The Natick Historical Society has uncovered all sorts of treasures as it prepares for the eventual reopening of its museum in the basement of the Bacon Free Library. The discovery at the end of last week of a Civil War artillery shell in his collection required special attention.
The Bomb Squad, a state police unit assigned to the state fire marshal’s office, visited the Natick History Museum on Monday to determine whether or not the shell was dangerous.

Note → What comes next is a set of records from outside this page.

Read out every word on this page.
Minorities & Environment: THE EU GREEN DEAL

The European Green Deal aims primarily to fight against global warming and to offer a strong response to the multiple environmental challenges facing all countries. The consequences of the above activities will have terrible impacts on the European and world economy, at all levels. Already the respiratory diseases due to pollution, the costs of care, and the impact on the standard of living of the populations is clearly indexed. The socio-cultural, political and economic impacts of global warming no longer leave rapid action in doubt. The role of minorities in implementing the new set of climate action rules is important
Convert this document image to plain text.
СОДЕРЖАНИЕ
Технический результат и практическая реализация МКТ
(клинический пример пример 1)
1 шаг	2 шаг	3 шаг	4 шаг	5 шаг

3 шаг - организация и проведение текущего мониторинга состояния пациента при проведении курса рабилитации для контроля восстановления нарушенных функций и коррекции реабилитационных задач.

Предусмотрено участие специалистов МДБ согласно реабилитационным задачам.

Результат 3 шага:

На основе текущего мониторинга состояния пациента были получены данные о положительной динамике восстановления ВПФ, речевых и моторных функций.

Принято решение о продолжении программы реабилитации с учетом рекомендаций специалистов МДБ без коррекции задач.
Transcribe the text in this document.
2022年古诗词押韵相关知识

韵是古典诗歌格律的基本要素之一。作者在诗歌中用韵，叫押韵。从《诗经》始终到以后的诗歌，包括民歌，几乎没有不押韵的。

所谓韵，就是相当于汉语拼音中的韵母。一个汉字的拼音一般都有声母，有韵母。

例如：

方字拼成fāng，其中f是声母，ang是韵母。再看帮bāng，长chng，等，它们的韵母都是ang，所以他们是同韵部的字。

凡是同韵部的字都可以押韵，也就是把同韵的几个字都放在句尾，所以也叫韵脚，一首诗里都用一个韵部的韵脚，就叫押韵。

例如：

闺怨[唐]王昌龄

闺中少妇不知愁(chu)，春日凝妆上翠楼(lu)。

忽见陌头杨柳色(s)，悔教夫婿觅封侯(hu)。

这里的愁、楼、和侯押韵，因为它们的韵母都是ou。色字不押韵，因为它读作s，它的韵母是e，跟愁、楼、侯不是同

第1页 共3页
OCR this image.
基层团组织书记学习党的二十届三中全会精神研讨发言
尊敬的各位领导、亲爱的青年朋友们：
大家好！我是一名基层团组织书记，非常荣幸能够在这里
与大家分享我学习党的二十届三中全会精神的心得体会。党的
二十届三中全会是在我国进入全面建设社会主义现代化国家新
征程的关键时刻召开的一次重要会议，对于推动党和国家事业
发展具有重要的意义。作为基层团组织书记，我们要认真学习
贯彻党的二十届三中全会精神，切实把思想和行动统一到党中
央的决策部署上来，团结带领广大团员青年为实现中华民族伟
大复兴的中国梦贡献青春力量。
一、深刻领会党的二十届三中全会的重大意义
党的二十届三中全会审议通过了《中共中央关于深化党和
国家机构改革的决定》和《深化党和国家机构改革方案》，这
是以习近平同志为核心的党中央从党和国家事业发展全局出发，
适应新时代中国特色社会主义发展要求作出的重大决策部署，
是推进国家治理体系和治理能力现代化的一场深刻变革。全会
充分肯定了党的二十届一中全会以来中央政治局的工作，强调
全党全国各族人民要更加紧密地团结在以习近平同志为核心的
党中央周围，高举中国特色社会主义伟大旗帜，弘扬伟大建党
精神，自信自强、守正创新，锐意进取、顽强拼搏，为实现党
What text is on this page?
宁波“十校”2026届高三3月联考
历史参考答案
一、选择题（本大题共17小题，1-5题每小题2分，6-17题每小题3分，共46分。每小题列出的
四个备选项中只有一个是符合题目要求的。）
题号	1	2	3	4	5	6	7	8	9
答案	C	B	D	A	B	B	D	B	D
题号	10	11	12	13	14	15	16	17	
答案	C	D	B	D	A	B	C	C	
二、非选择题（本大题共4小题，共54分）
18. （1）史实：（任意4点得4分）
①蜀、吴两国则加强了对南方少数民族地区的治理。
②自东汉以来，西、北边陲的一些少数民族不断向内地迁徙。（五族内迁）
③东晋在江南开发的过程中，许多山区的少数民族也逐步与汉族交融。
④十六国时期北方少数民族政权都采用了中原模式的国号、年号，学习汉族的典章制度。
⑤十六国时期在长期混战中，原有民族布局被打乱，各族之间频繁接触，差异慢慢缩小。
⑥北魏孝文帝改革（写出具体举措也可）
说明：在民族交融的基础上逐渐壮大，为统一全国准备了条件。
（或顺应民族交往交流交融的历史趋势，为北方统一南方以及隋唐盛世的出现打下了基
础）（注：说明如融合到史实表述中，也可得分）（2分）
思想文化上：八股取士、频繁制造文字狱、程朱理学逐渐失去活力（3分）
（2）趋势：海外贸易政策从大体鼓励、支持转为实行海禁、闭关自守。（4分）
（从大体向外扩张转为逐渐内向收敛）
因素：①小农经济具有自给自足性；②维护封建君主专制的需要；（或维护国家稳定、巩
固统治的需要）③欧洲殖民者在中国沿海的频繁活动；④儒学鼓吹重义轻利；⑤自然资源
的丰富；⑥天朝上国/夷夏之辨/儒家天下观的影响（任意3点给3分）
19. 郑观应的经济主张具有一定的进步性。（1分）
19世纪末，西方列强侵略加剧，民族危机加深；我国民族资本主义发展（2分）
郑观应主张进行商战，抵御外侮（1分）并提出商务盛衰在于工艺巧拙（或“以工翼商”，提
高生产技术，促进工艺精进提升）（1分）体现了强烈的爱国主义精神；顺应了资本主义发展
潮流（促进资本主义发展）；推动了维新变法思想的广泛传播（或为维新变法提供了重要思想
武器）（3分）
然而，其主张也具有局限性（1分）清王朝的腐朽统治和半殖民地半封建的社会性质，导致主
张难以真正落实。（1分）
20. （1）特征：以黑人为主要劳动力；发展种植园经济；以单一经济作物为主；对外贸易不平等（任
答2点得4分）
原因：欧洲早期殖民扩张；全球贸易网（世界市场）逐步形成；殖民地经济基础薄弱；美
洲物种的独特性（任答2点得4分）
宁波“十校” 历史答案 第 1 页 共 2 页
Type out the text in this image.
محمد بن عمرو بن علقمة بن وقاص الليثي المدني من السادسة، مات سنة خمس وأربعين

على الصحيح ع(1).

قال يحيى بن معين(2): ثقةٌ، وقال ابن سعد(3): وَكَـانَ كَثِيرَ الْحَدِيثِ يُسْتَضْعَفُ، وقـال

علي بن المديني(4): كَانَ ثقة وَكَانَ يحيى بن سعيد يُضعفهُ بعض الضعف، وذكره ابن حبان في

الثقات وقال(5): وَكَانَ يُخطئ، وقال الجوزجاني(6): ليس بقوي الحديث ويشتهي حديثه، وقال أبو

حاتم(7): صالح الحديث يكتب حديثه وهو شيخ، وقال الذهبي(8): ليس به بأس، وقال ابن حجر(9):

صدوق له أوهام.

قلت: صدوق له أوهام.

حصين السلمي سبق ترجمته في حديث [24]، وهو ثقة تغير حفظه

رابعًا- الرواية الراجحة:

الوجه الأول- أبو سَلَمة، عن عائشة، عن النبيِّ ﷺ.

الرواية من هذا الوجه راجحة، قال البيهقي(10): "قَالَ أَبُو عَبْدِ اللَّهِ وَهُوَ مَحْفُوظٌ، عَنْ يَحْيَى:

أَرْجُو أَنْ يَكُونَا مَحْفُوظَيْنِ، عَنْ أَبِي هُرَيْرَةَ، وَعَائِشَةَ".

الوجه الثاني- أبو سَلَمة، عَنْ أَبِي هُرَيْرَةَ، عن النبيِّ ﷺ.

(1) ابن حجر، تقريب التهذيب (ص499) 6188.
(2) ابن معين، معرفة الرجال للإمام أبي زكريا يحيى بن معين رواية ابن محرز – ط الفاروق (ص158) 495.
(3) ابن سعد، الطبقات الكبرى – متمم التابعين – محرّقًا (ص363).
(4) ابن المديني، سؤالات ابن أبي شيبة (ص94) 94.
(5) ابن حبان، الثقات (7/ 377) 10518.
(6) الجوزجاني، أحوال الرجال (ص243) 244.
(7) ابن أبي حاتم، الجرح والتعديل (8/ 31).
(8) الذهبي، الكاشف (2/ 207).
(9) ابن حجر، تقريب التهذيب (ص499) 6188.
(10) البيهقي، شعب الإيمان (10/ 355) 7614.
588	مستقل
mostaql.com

They x-rayed the object and discovered that although it did not contain gunpowder, it had an igniter that needed to be diffused. The Bomb Squad took him to nearby Hunnewell Field, where they took care of business. (MetroWest Daily News took some great pictures.)
“Now it’s perfectly safe,” says Mike Pojman, chairman of the company’s board. “We’ll figure out what to do with it, we didn’t know we had it.”
The shell has been tentatively identified as a Hotchkiss projectile, according to the Historical Society.
The paper trail of older collectibles isn’t always solid or even extant, and Pojman says the shell was of unknown provenance. He credits board member Kenneth Van Blarcom with the detective task of determining that it was a Civil War relic. “It would be wonderful to know if there’s a Natick connection,” Pojman said.
The company, which operated both in the museum and in the space across the street, is consolidating itself in the renovated museum. Society staff and volunteers scoured the collection to determine what should find its place in the museum’s display cases and cabinets. When the shell was discovered, NHS management “out of an abundance of caution” began contacting the authorities, starting with the Natick Police Department.
A spokesperson for the State Fire Department said “Older military orders appear more often than one would think (or hope)…The Bomb Squad…are regularly called in when loved ones who clean out a veteran’s home find ammunition or “souvenirs” from military service, or when fishing vessels drag these items in a net. Sometimes these items are alive, sometimes inert, sometimes they can contain some powder as part of the firing mechanism, and sometimes you can’t tell. For this reason, we recommend that anyone who finds such a device treat it as alive and dangerous. Leave it in place and call the local firefighters, who will notify the bomb squad.
If the shell has earned pride of place at the museum… we’ll just have to wait and see when the grand reopening takes place on a date to be determined.